El doctor González de Caldas afirma que realizar este proceso de forma progresiva y prestar atención a las señales de malestar puede facilitar una vuelta al colegio más saludable. Uno de los cambios que más puede afectar a los niños es el relacionado con el descanso. Durante el verano es habitual acostarse y levantarse más tarde, no mantener horarios fijos o incrementar el tiempo dedicado a dispositivos electrónicos. “Recuperar de forma brusca los horarios escolares puede provocar cansancio, irritabilidad, dificultades para concentrarse o somnolencia durante el día”, destaca.

Para facilitar esta transición, el pediatra recomienda adelantar progresivamente la hora de acostarse antes y durante los primeros días de clase, establecer una rutina tranquila previa al sueño y evitar el uso de pantallas en la última parte del día. “No se trata de recuperar de un día para otro todos los hábitos del curso, sino de facilitar al organismo del niño una adaptación progresiva a los nuevos horarios”, explica el doctor González de Caldas.

La alimentación es otro de los aspectos que conviene volver a organizar con la llegada del curso. Recuperar unos horarios regulares de comidas y un desayuno completo y equilibrado ayuda a afrontar la jornada escolar con la energía necesaria y favorece una adecuada regulación del apetito. En este sentido, es aconsejable evitar las prisas de última hora por la mañana y planificar con antelación las comidas y los alimentos que los estudiantes llevarán al colegio.

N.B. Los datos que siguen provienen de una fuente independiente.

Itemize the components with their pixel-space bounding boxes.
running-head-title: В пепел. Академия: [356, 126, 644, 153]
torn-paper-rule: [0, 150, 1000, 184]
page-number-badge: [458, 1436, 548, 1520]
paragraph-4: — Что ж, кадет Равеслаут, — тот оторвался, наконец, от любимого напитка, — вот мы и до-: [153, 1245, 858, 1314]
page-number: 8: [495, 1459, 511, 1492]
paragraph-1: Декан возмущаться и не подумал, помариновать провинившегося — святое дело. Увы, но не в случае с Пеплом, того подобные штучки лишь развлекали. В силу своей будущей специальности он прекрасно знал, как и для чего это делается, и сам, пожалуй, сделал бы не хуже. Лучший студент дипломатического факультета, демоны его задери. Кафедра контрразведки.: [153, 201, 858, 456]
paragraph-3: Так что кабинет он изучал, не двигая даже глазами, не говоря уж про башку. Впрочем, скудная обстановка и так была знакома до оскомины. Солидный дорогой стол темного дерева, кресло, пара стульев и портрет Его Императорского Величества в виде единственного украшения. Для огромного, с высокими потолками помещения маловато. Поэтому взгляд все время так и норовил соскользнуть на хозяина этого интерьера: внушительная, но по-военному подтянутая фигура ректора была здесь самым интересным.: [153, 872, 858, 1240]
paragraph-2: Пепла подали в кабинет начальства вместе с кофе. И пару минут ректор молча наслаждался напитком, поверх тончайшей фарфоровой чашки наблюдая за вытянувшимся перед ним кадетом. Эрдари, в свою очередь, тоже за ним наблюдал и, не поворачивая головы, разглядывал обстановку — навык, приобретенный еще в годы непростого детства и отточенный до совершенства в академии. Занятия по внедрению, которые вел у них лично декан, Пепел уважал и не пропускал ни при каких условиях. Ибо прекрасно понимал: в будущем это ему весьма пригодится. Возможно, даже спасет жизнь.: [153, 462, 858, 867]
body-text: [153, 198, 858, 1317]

Pero la vuelta a las aulas no sólo supone recuperar horarios. Para algunos niños y adolescentes, especialmente aquellos que cambian de etapa educativa o se incorporan a un nuevo centro, el inicio de curso puede generar nerviosismo, inseguridad o estrés.

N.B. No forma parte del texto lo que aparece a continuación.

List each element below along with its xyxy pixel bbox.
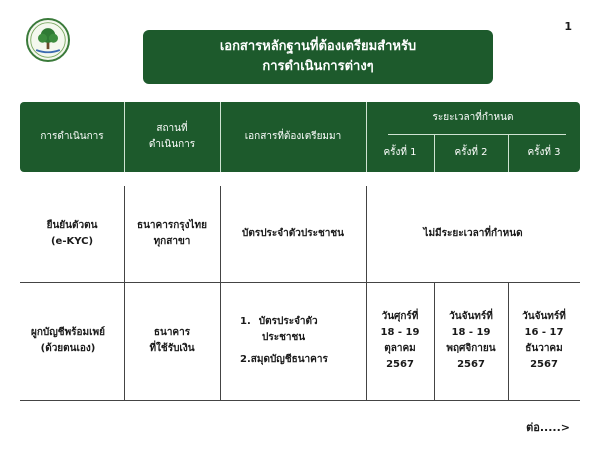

El pediatra González de Caldas, del Hospital Quirónsalud.

“Es normal que ante un cambio importante aparezcan determinados temores o preocupaciones. Lo importante es escuchar al niño, preguntarle cómo se siente y evitar minimizar aquello que le preocupa”, señala el especialista. En ocasiones, además, el malestar emocional puede expresarse a través de síntomas físicos, como dolor abdominal, dolor de cabeza, náuseas, alteraciones del sueño o pérdida de apetito.

Especial atención a los síntomas que se mantienen

El doctor González de Caldas destaca que la mayoría de estas manifestaciones son transitorias y desaparecen a medida que el menor se adapta a la nueva situación. Sin embargo, recomienda prestar especial atención cuando los síntomas se mantienen en el tiempo, interfieren con la asistencia al colegio o afectan de forma significativa al descanso, la alimentación o el estado de ánimo. En estos casos, es aconsejable consultar con el pediatra para valorar la situación y determinar si existe algún problema que requiera una atención específica.

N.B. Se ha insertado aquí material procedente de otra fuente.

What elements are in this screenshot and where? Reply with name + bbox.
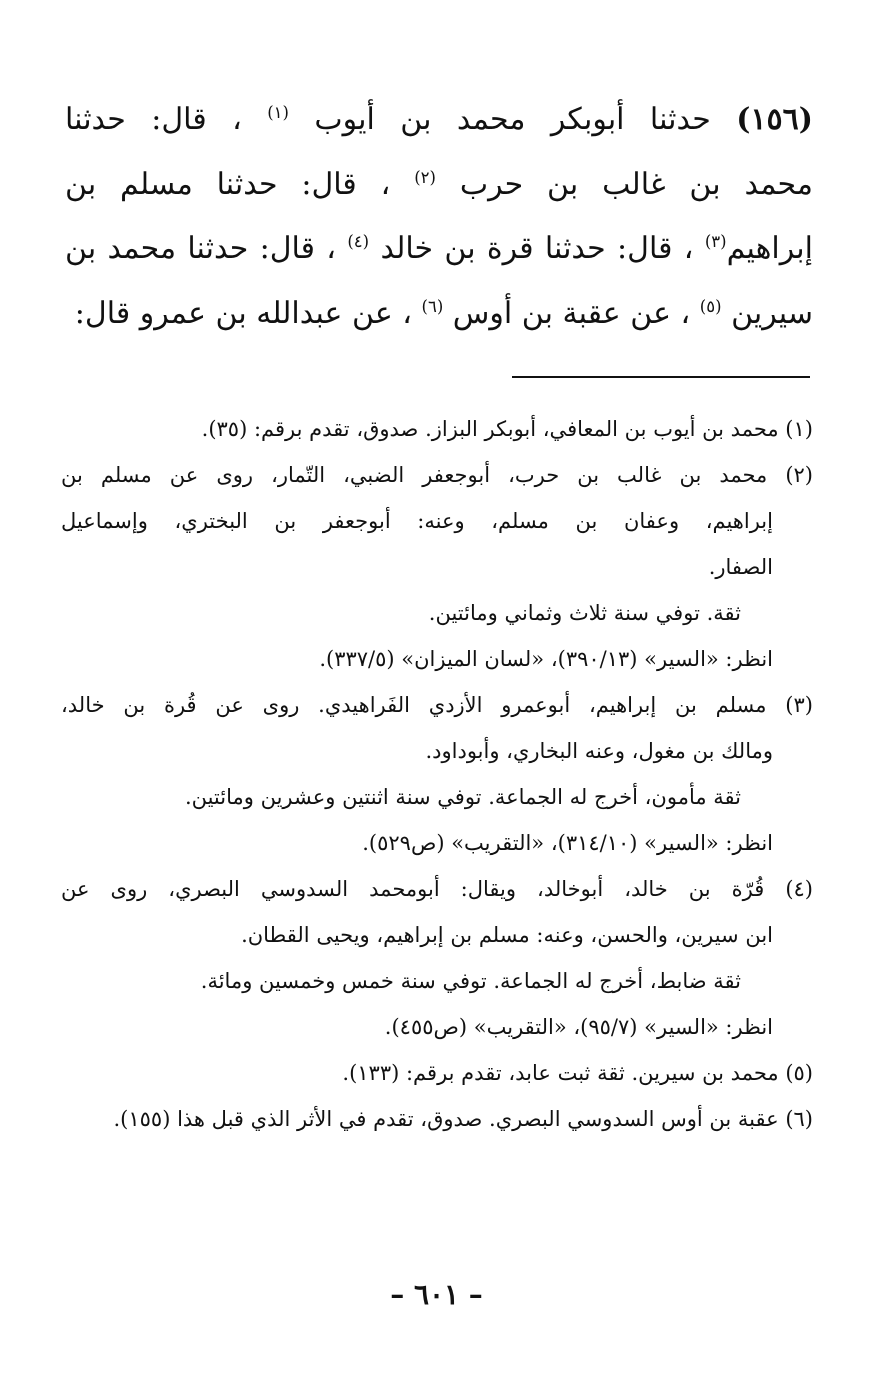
footnote-4-line-3: ثقة ضابط، أخرج له الجماعة. توفي سنة خمس وخمسين ومائة. xyxy=(200,969,741,993)
footnote-ref-4: (٤) xyxy=(347,232,370,251)
footnote-2-line-1: (٢) محمد بن غالب بن حرب، أبوجعفر الضبي، التّمار، روى عن مسلم بن xyxy=(61,463,813,487)
footnote-5: (٥) محمد بن سيرين. ثقة ثبت عابد، تقدم برقم: (١٣٣). xyxy=(342,1061,813,1085)
footnote-ref-1: (١) xyxy=(267,103,289,122)
footnote-2-line-4: ثقة. توفي سنة ثلاث وثماني ومائتين. xyxy=(428,601,741,625)
footnote-4-line-1: (٤) قُرّة بن خالد، أبوخالد، ويقال: أبومحمد السدوسي البصري، روى عن xyxy=(61,877,813,901)
footnote-6: (٦) عقبة بن أوس السدوسي البصري. صدوق، تقدم في الأثر الذي قبل هذا (١٥٥). xyxy=(113,1107,813,1131)
footnote-2-line-5: انظر: «السير» (٣٩٠/١٣)، «لسان الميزان» (٣٣٧/٥). xyxy=(319,647,773,671)
hadith-line-1: (١٥٦) حدثنا أبوبكر محمد بن أيوب $^{(١)}$ ، قال: حدثنا xyxy=(65,102,813,137)
footnotes xyxy=(61,406,813,1142)
hadith-line-2: محمد بن غالب بن حرب $^{(٢)}$ ، قال: حدثنا مسلم بن xyxy=(65,166,813,202)
footnote-1: (١) محمد بن أيوب بن المعافي، أبوبكر البزاز. صدوق، تقدم برقم: (٣٥). xyxy=(201,417,813,441)
hadith-text xyxy=(65,88,813,346)
hadith-line-4: سيرين $^{(٥)}$ ، عن عقبة بن أوس $^{(٦)}$ ، عن عبدالله بن عمرو قال: xyxy=(74,295,813,331)
footnote-3-line-1: (٣) مسلم بن إبراهيم، أبوعمرو الأزدي الفَراهيدي. روى عن قُرة بن خالد، xyxy=(61,693,813,717)
footnote-ref-5: (٥) xyxy=(699,296,722,316)
footnote-2-line-2: إبراهيم، وعفان بن مسلم، وعنه: أبوجعفر بن البختري، وإسماعيل xyxy=(61,509,773,533)
footnote-3-line-4: انظر: «السير» (٣١٤/١٠)، «التقريب» (ص٥٢٩). xyxy=(362,831,773,855)
footnote-ref-2: (٢) xyxy=(414,167,436,187)
page-number: – ٦٠١ – xyxy=(390,1278,483,1311)
footnote-4-line-2: ابن سيرين، والحسن، وعنه: مسلم بن إبراهيم، ويحيى القطان. xyxy=(241,923,773,947)
hadith-line-3: إبراهيم$^{(٣)}$ ، قال: حدثنا قرة بن خالد $^{(٤)}$ ، قال: حدثنا محمد بن xyxy=(65,231,813,266)
footnote-3-line-2: ومالك بن مغول، وعنه البخاري، وأبوداود. xyxy=(425,739,773,763)
footnote-4-line-4: انظر: «السير» (٩٥/٧)، «التقريب» (ص٤٥٥). xyxy=(384,1015,773,1039)
hadith-number: (١٥٦) xyxy=(736,102,813,137)
footnote-ref-3: (٣) xyxy=(704,232,727,251)
footnote-ref-6: (٦) xyxy=(421,296,444,316)
footnote-separator xyxy=(512,376,810,378)
footnote-2-line-3: الصفار. xyxy=(708,555,773,579)
footnote-3-line-3: ثقة مأمون، أخرج له الجماعة. توفي سنة اثنتين وعشرين ومائتين. xyxy=(184,785,741,809)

“Los primeros días pueden ser difíciles y no debemos interpretar cualquier cambio como una señal de alarma, pero tampoco restarle importancia si observamos que el niño no consigue adaptarse. La observación de los padres y una buena comunicación con ellos son fundamentales para detectar cuándo una dificultad puntual está dejando de serlo”, apunta el doctor.

Así, el especialista aconseja afrontar la vuelta al colegio sin exigir una adaptación inmediata, estableciendo rutinas predecibles, manteniendo una comunicación cercana y observando posibles cambios en el comportamiento habitual del menor. Un entorno familiar tranquilo y unas expectativas ajustadas pueden ayudar a que la transición sea más sencilla y a que los niños recuperen progresivamente su ritmo habitual.

La vuelta a las aulas supone, en definitiva, mucho más que preparar mochilas y recuperar horarios. Es también un periodo de adaptación para el organismo y las emociones de los menores, por lo que acompañarlos y detectar a tiempo las señales de malestar resulta clave para comenzar el nuevo curso de forma saludable, concluye el doctor González de Caldas.